Judge dismisses suit for toddlers allegedly sexually abused in DHS custody

Alexandria Faye’s federal lawsuit against the Mississippi Department of Human Services was dismissed. According to her attorney, she plans to re-file in state court. The lawsuit was filed after at least one of her children, now ages 3 and 4, was sexually assaulted two years ago while in a foster home.
Alexandria Faye’s federal lawsuit against the Mississippi Department of Human Services was dismissed. According to her attorney, she plans to re-file in state court. The lawsuit was filed after at least one of her children, now ages 3 and 4, was sexually assaulted two years ago while in a foster home. jcfitzhugh@sunherald.com

A federal judge has dismissed the civil rights lawsuit filed against the Mississippi Department of Human Services by a Hancock County woman whose two children may have been sexually abused while in state custody.

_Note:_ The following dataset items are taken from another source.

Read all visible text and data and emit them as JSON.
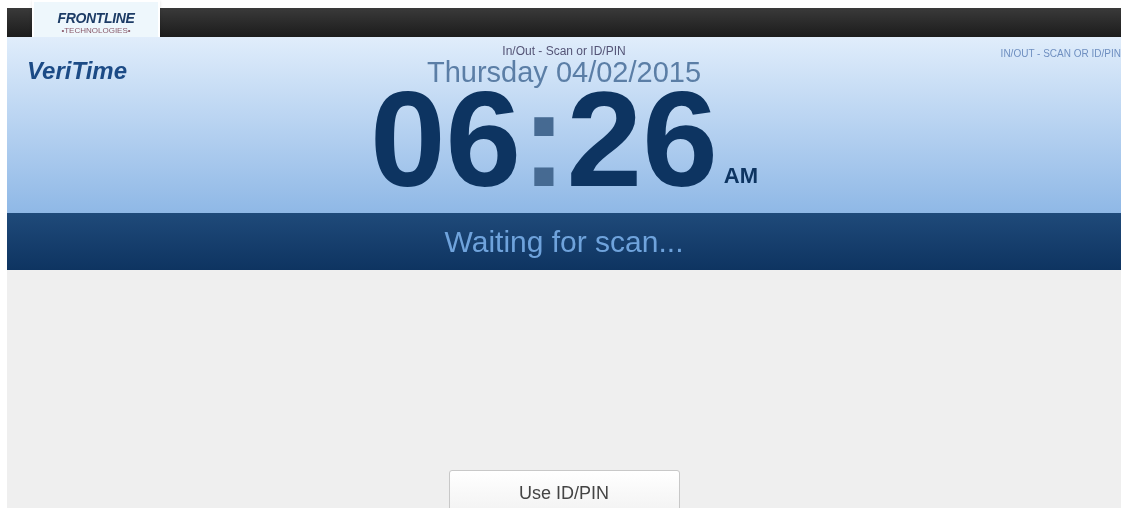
{
  "brand": {
    "company": "FRONTLINE",
    "company_tagline": "•TECHNOLOGIES•",
    "product": "VeriTime"
  },
  "header": {
    "mode_label": "In/Out - Scan or ID/PIN",
    "corner_label": "IN/OUT - SCAN OR ID/PIN",
    "date": "Thursday 04/02/2015",
    "hours": "06",
    "separator": ":",
    "minutes": "26",
    "meridiem": "AM"
  },
  "status": "Waiting for scan...",
  "buttons": [
    "Use ID/PIN"
  ]
}
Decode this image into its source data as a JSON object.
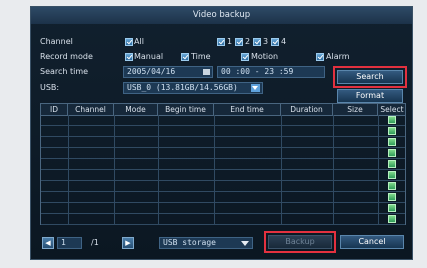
{
  "dialog": {
    "title": "Video backup"
  },
  "channel": {
    "label": "Channel",
    "all": "All",
    "channels": [
      "1",
      "2",
      "3",
      "4"
    ]
  },
  "record_mode": {
    "label": "Record mode",
    "modes": [
      "Manual",
      "Time",
      "Motion",
      "Alarm"
    ]
  },
  "search_time": {
    "label": "Search time",
    "date": "2005/04/16",
    "start": "00 :00",
    "sep": "-",
    "end": "23 :59"
  },
  "usb": {
    "label": "USB:",
    "device": "USB_0 (13.81GB/14.56GB)"
  },
  "buttons": {
    "search": "Search",
    "format": "Format",
    "backup": "Backup",
    "cancel": "Cancel"
  },
  "table": {
    "columns": [
      "ID",
      "Channel",
      "Mode",
      "Begin time",
      "End time",
      "Duration",
      "Size",
      "Select"
    ],
    "row_count": 10
  },
  "pager": {
    "current": "1",
    "total": "/1"
  },
  "storage": {
    "selected": "USB storage"
  }
}
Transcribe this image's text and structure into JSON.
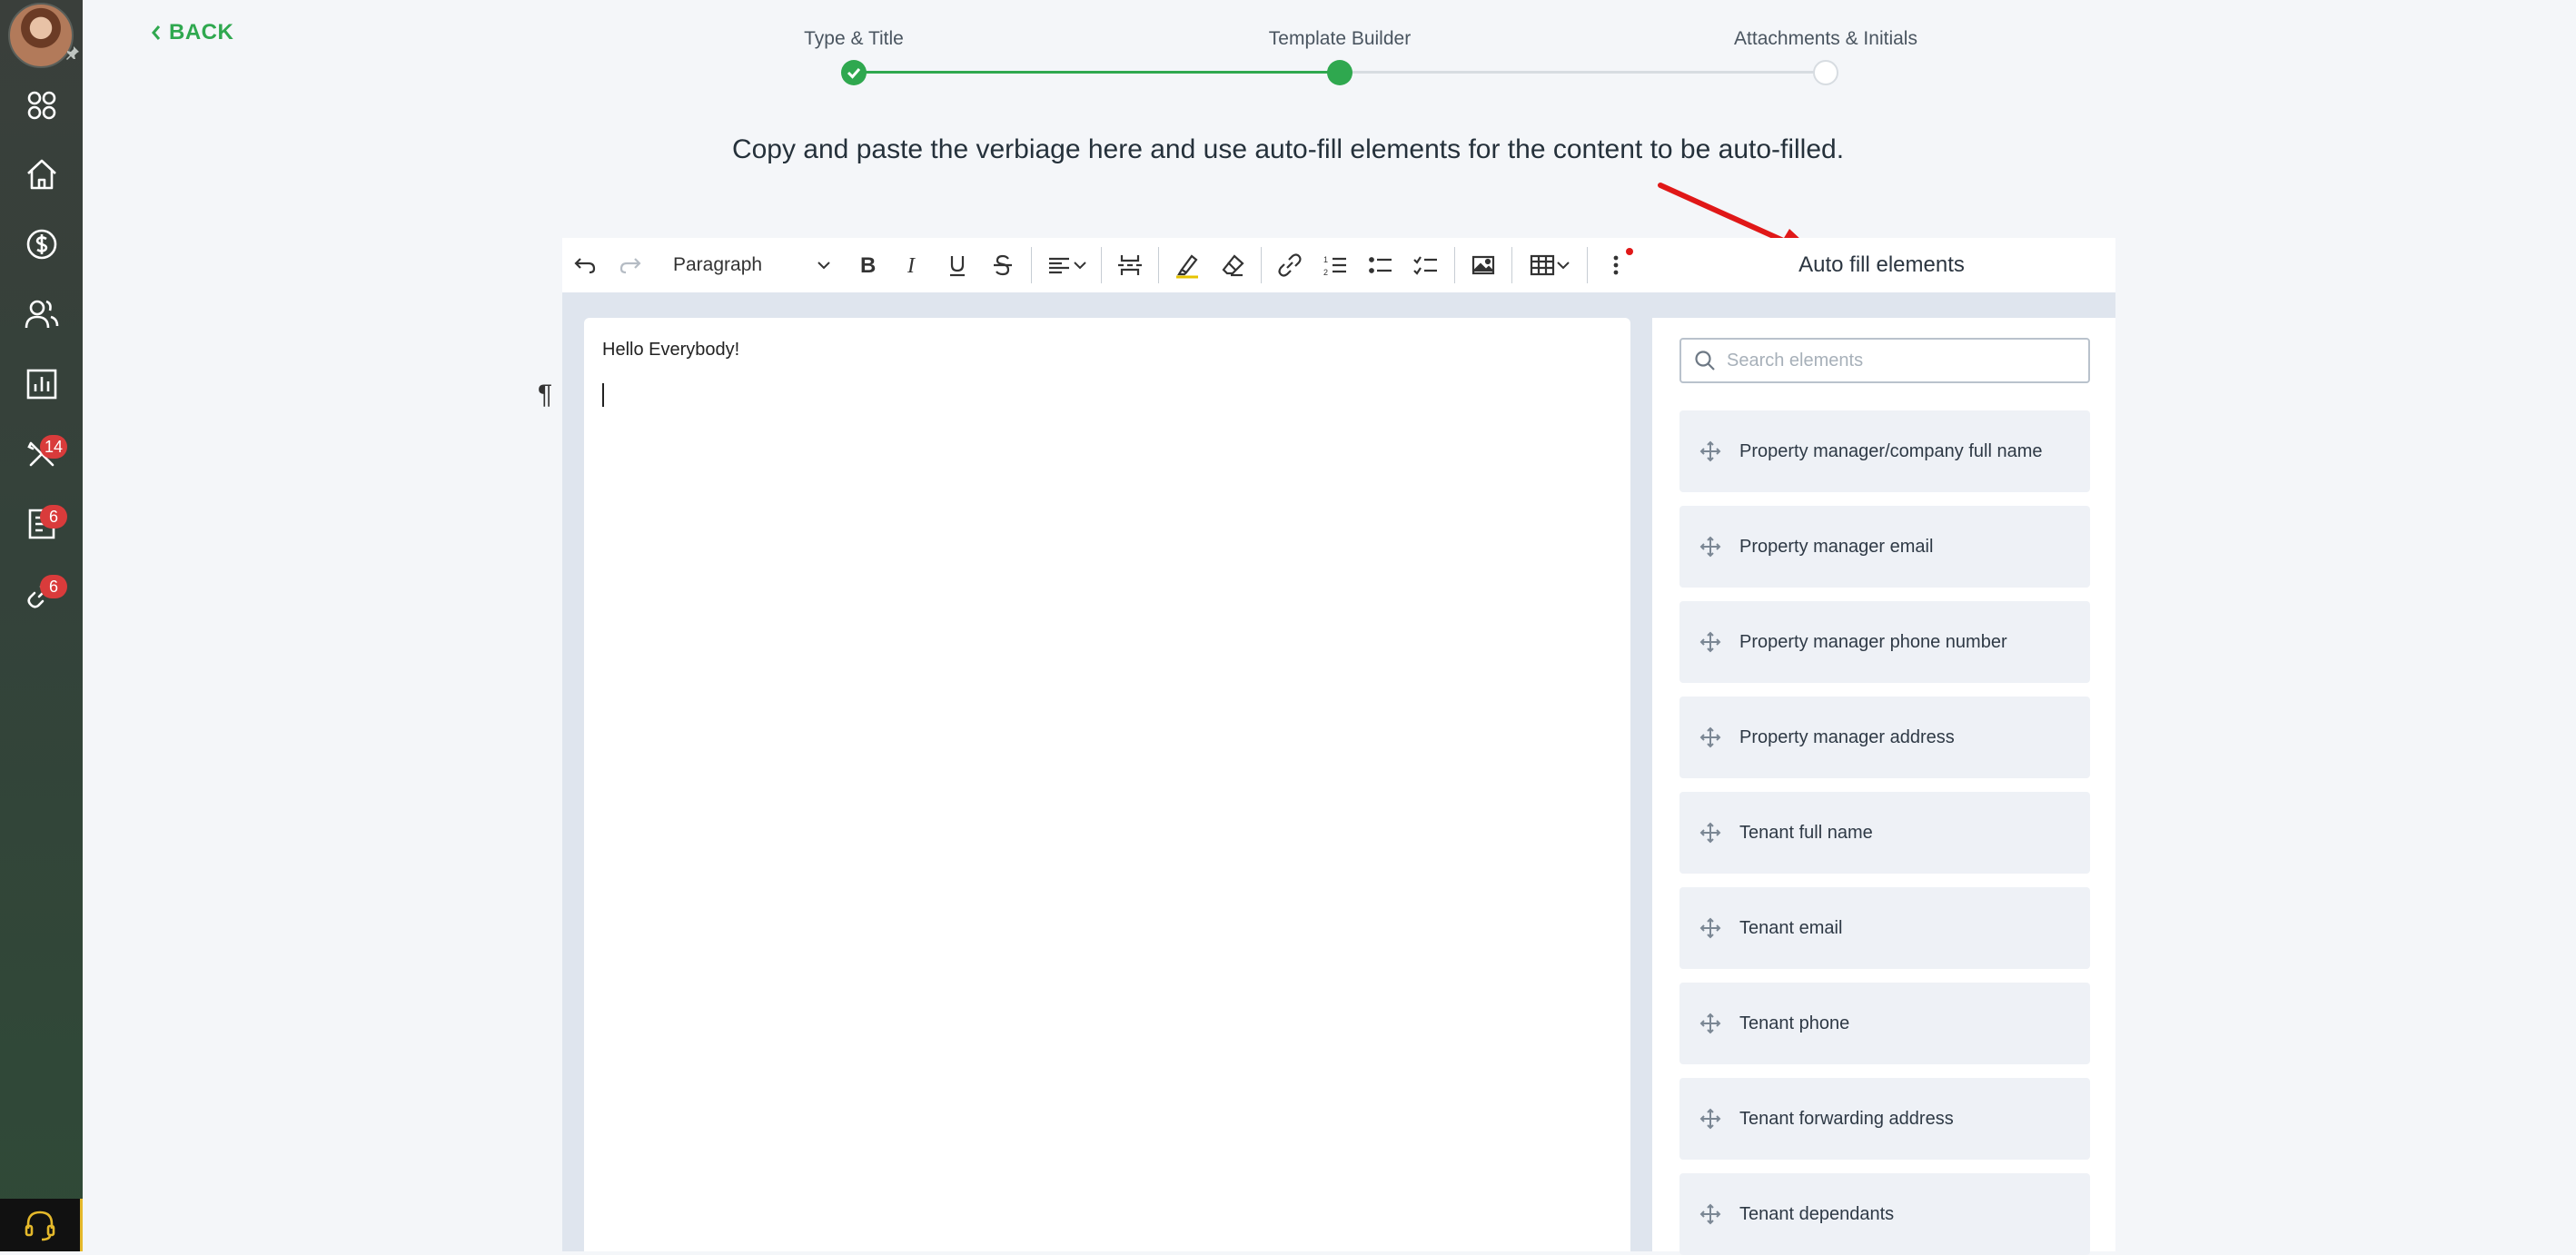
{
  "sidebar": {
    "items": [
      {
        "icon": "apps-grid-icon",
        "badge": ""
      },
      {
        "icon": "home-icon",
        "badge": ""
      },
      {
        "icon": "dollar-icon",
        "badge": ""
      },
      {
        "icon": "users-icon",
        "badge": ""
      },
      {
        "icon": "chart-icon",
        "badge": ""
      },
      {
        "icon": "tools-icon",
        "badge": "14"
      },
      {
        "icon": "document-icon",
        "badge": "6"
      },
      {
        "icon": "link-icon",
        "badge": "6"
      }
    ],
    "support_icon": "headset-icon"
  },
  "header": {
    "back_label": "BACK"
  },
  "stepper": {
    "steps": [
      {
        "label": "Type & Title",
        "state": "done"
      },
      {
        "label": "Template Builder",
        "state": "current"
      },
      {
        "label": "Attachments & Initials",
        "state": "pending"
      }
    ],
    "colors": {
      "active": "#2fa84f",
      "inactive": "#d7dce1"
    }
  },
  "instruction": "Copy and paste the verbiage here and use auto-fill elements for the content to be auto-filled.",
  "toolbar": {
    "paragraph_style": "Paragraph"
  },
  "editor": {
    "content_line": "Hello Everybody!",
    "pilcrow": "¶"
  },
  "autofill": {
    "title": "Auto fill elements",
    "search_placeholder": "Search elements",
    "items": [
      "Property manager/company full name",
      "Property manager email",
      "Property manager phone number",
      "Property manager address",
      "Tenant full name",
      "Tenant email",
      "Tenant phone",
      "Tenant forwarding address",
      "Tenant dependants"
    ]
  },
  "colors": {
    "brand_green": "#2fa84f",
    "badge_red": "#d93b3b",
    "arrow_red": "#e01818"
  }
}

The plaintiff, Alexandria Faye, filed the suit last year in U.S. District Court in Gulfport. Faye said her two children, then 1 and 2 years old, were sexually abused and contracted gonorrhea while living in a Gulfport foster home in 2014. The suit named the foster parent, DHS, a day-care facility and several DHS caseworkers as defendants.

Judge Sul Ozerden dismissed the case without prejudice, meaning the plaintiff may refile the lawsuit. His ruling was based on Faye’s failure to meet a deadline for filing a second amended complaint as the initial complaint did not clearly say how each defendant violated her civil rights.

Her attorney, Edward Gibson, plans to refile the case in state court, which is better suited to hear the lawsuit, he said.

“Because of 11th Amendment issues (the 11th Amendment deals with rights and restrictions regarding lawsuits against states), it seemed more prudent to refile the case in state court,” Gibson said. “A renewed notice letter will be sent and then the case will be refiled in state court.”

Faye’s story was part of the Sun Herald’s recent investigation, “Fostering Secrets,” which uncovered audio recordings, court records and thousands of pages of documents related to allegations of children being taken away in error or on unsubstantiated claims of child abuse.

DHS policy does not allow agency officials to comment on pending litigation.